The sunset broadens for a moment, and the passengers
standing on the platform turn strangely luminous
In the light streaming from the Palisades across the river.
Some board the train. Others greet their arrivals,
shaking hands and embracing in the dusk.

If there is an afterlife, let it be a small town
gentle as this spot at just this instant.
But the car doors close, and the bright crowd,
unaware of its election, disperses to the small
pleasures of the evening. The platform falls behind.

And here’s the ending:

And this at last is home, this ordinary town
where the lights on the hill gleaming in the rain
are the lights that children bathe by, and it is time
to go home now – to drinks, to love, to supper,
To the modest places which contain our lives.

Unsurprisingly, Dana was attacked by many members of the poetry community for celebrating these upscale suburbs with their privileged residents. Many of his critics surely lived in college towns no less charming than the Westchester suburbs, and surely reveled in their good fortune – but to write poems in which they admitted to appreciating their lives in these places was verboten. You’re supposed to write about less fortunate people and less pleasant places, about the evils of late capitalism and economic inequality, and about how America is full of suffering victims of financial exploitation by people like those “luminous” passengers.

I don’t expect that very many readers of FrontPage are interested in buying an entire collection of essays about Dana Gioia.

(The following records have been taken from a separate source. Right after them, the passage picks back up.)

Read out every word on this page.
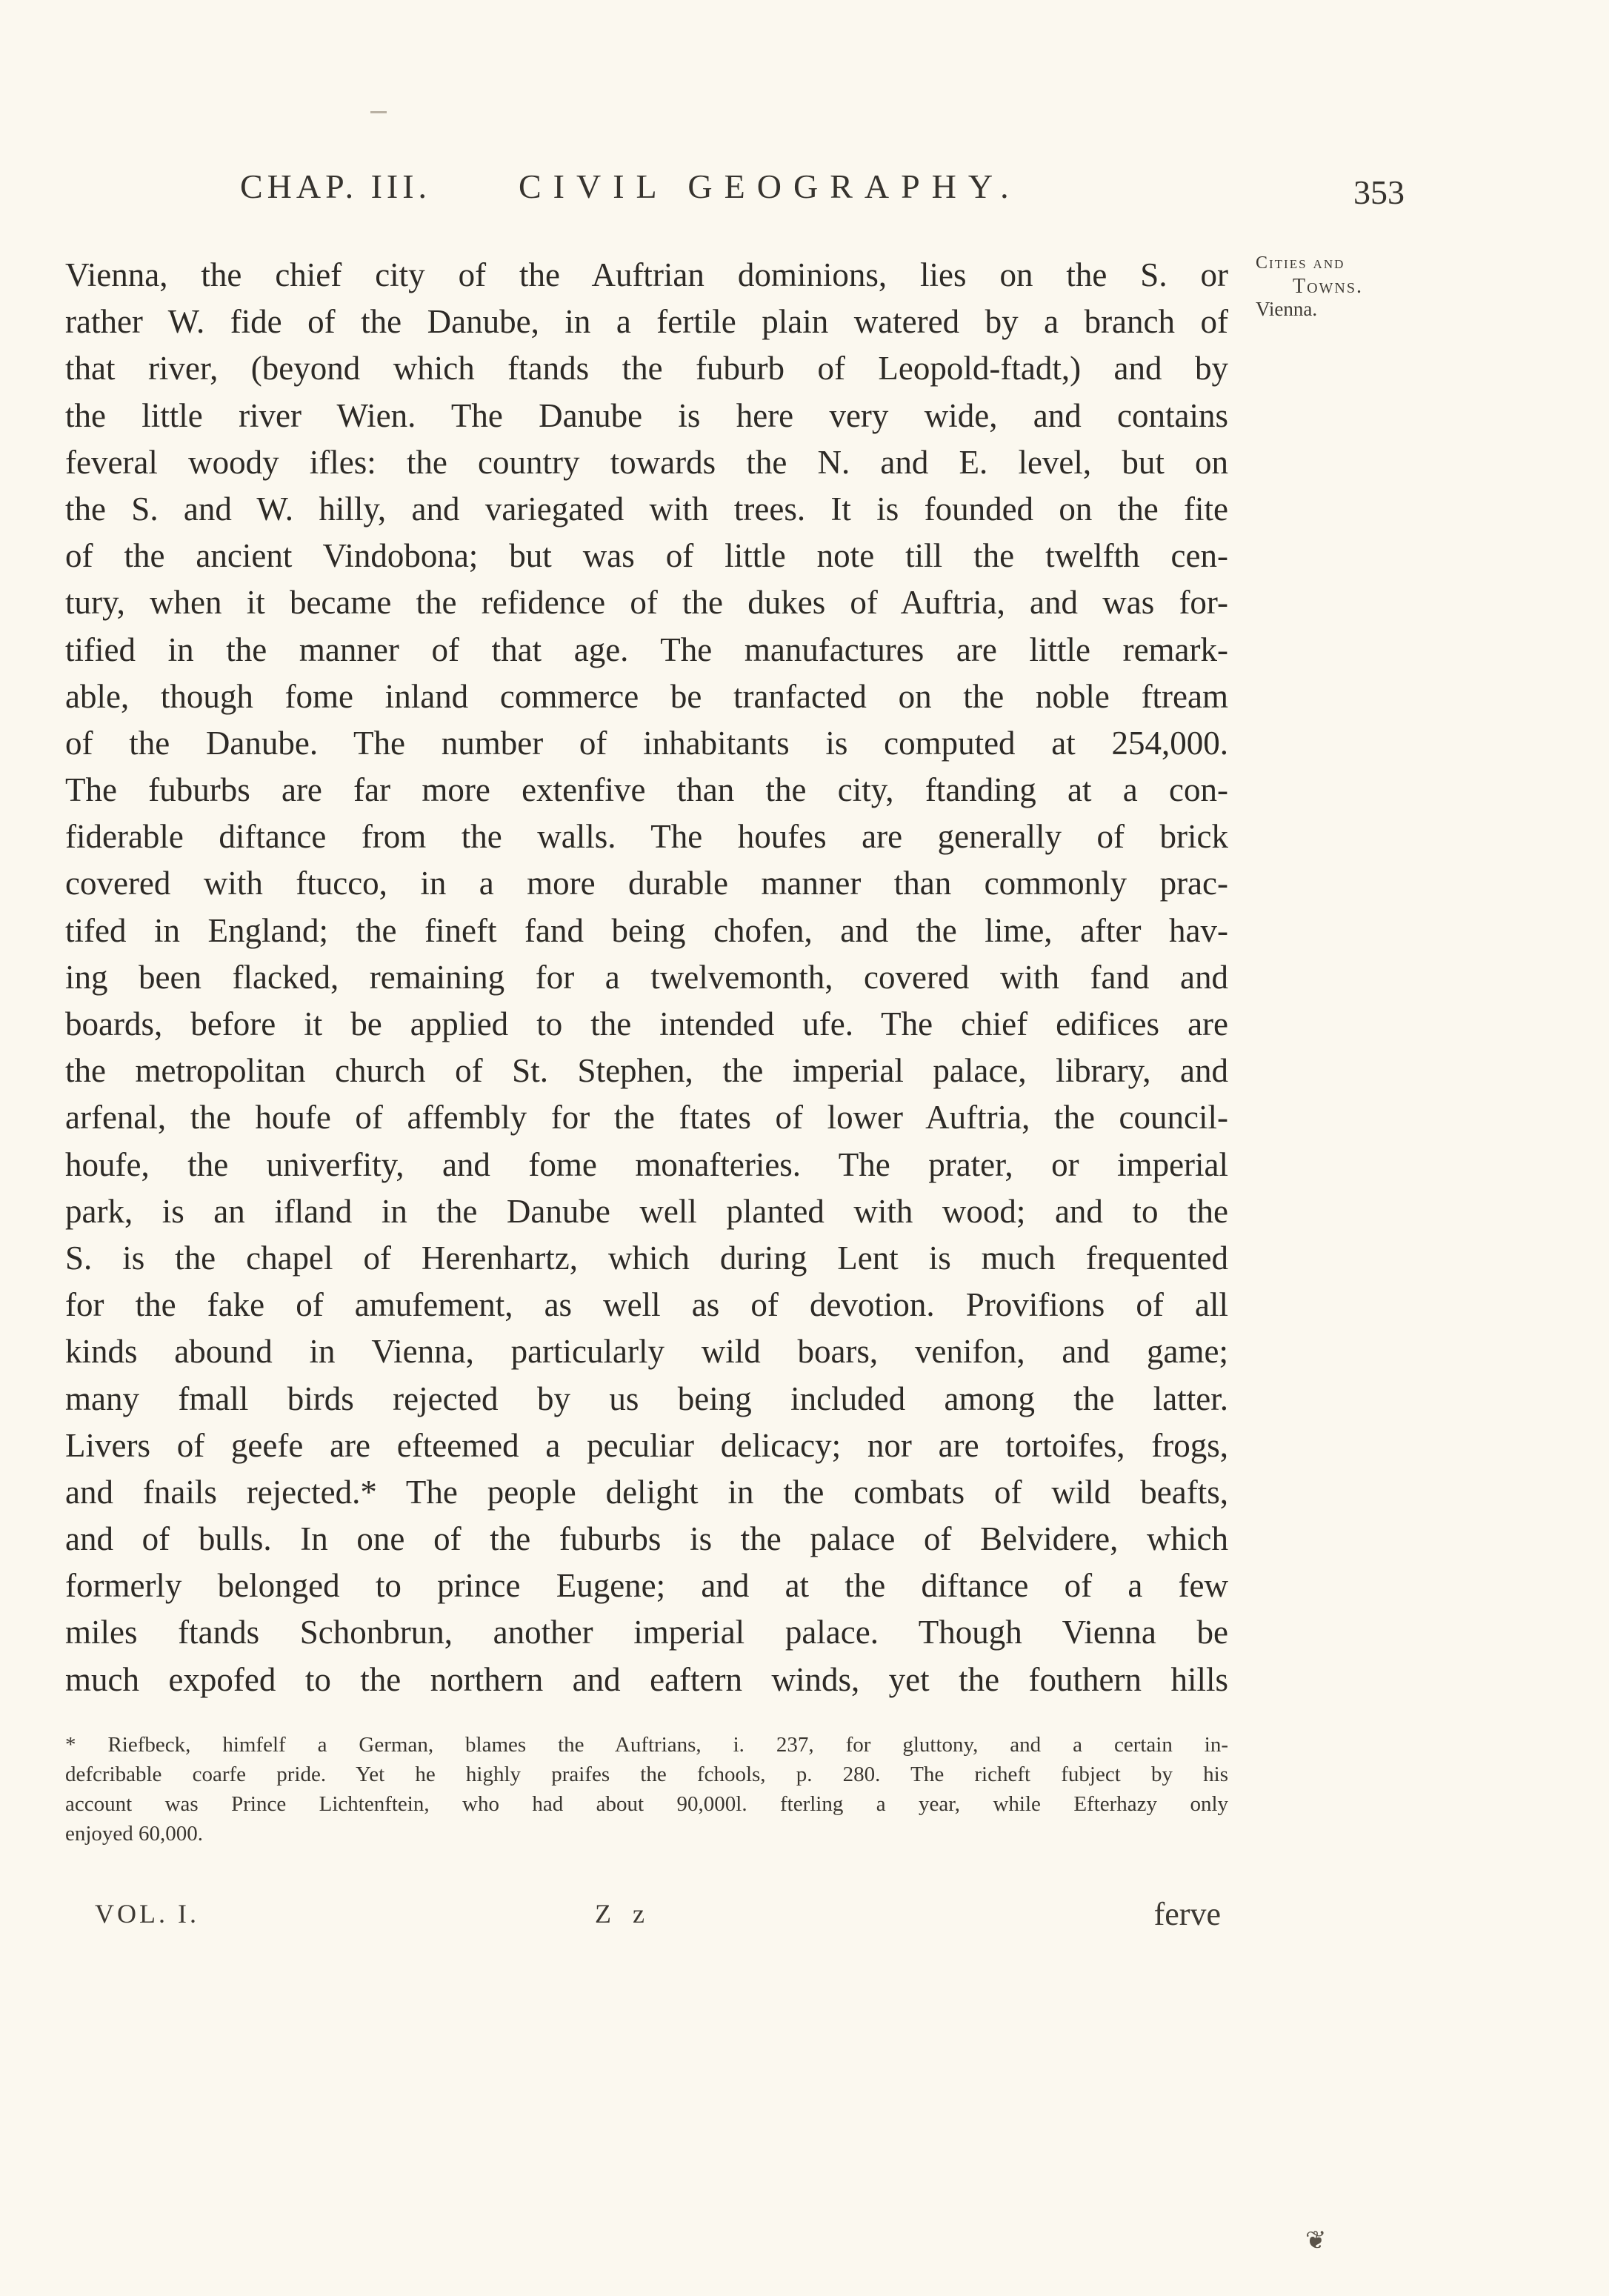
CHAP. III.	CIVIL GEOGRAPHY.	353
Cities and
Towns.
Vienna.
Vienna, the chief city of the Auftrian dominions, lies on the S. or
rather W. fide of the Danube, in a fertile plain watered by a branch of
that river, (beyond which ftands the fuburb of Leopold-ftadt,) and by
the little river Wien. The Danube is here very wide, and contains
feveral woody ifles: the country towards the N. and E. level, but on
the S. and W. hilly, and variegated with trees. It is founded on the fite
of the ancient Vindobona; but was of little note till the twelfth cen-
tury, when it became the refidence of the dukes of Auftria, and was for-
tified in the manner of that age. The manufactures are little remark-
able, though fome inland commerce be tranfacted on the noble ftream
of the Danube. The number of inhabitants is computed at 254,000.
The fuburbs are far more extenfive than the city, ftanding at a con-
fiderable diftance from the walls. The houfes are generally of brick
covered with ftucco, in a more durable manner than commonly prac-
tifed in England; the fineft fand being chofen, and the lime, after hav-
ing been flacked, remaining for a twelvemonth, covered with fand and
boards, before it be applied to the intended ufe. The chief edifices are
the metropolitan church of St. Stephen, the imperial palace, library, and
arfenal, the houfe of affembly for the ftates of lower Auftria, the council-
houfe, the univerfity, and fome monafteries. The prater, or imperial
park, is an ifland in the Danube well planted with wood; and to the
S. is the chapel of Herenhartz, which during Lent is much frequented
for the fake of amufement, as well as of devotion. Provifions of all
kinds abound in Vienna, particularly wild boars, venifon, and game;
many fmall birds rejected by us being included among the latter.
Livers of geefe are efteemed a peculiar delicacy; nor are tortoifes, frogs,
and fnails rejected.* The people delight in the combats of wild beafts,
and of bulls. In one of the fuburbs is the palace of Belvidere, which
formerly belonged to prince Eugene; and at the diftance of a few
miles ftands Schonbrun, another imperial palace. Though Vienna be
much expofed to the northern and eaftern winds, yet the fouthern hills
* Riefbeck, himfelf a German, blames the Auftrians, i. 237, for gluttony, and a certain in-
defcribable coarfe pride. Yet he highly praifes the fchools, p. 280. The richeft fubject by his
account was Prince Lichtenftein, who had about 90,000l. fterling a year, while Efterhazy only
enjoyed 60,000.
VOL. I.	Z z	ferve
❦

But I’d strongly suggest you give his poetry a look. He’s published six full-length collections. Try the first, Daily Horoscope. Or his 99 Poems: New and Selected (2016). And if you like them, consider sampling some of the other New Formalists I’ve mentioned. I assure you, they’ll give you a kind of sustenance that you desperately need if you spend a lot of your time having your soul gradually shriveled by online political writing and political podcasts.

While I’m definitely one of those people whose online diet is heavily weighted toward such fare – and who, admittedly, spends a lot of time contributing to it – I know that when I spend some time with first-rate poetry of the sort that Dana Gioia writes, it does something good for my spirit, lifting me up beyond the passing, perplexing, and painful preoccupations of the day and pointing me toward the eternal questions. It does, in short, what poetry used to do for literate people for centuries, before the advent of modernism and the academic poetry workshop. The publication of Mercer University Press’s Dana Gioia: Poet and Critic is a small but encouraging sign that serious but accessible poetry may yet find its way back into ordinary American households – and into the hearts, minds, and souls of common readers.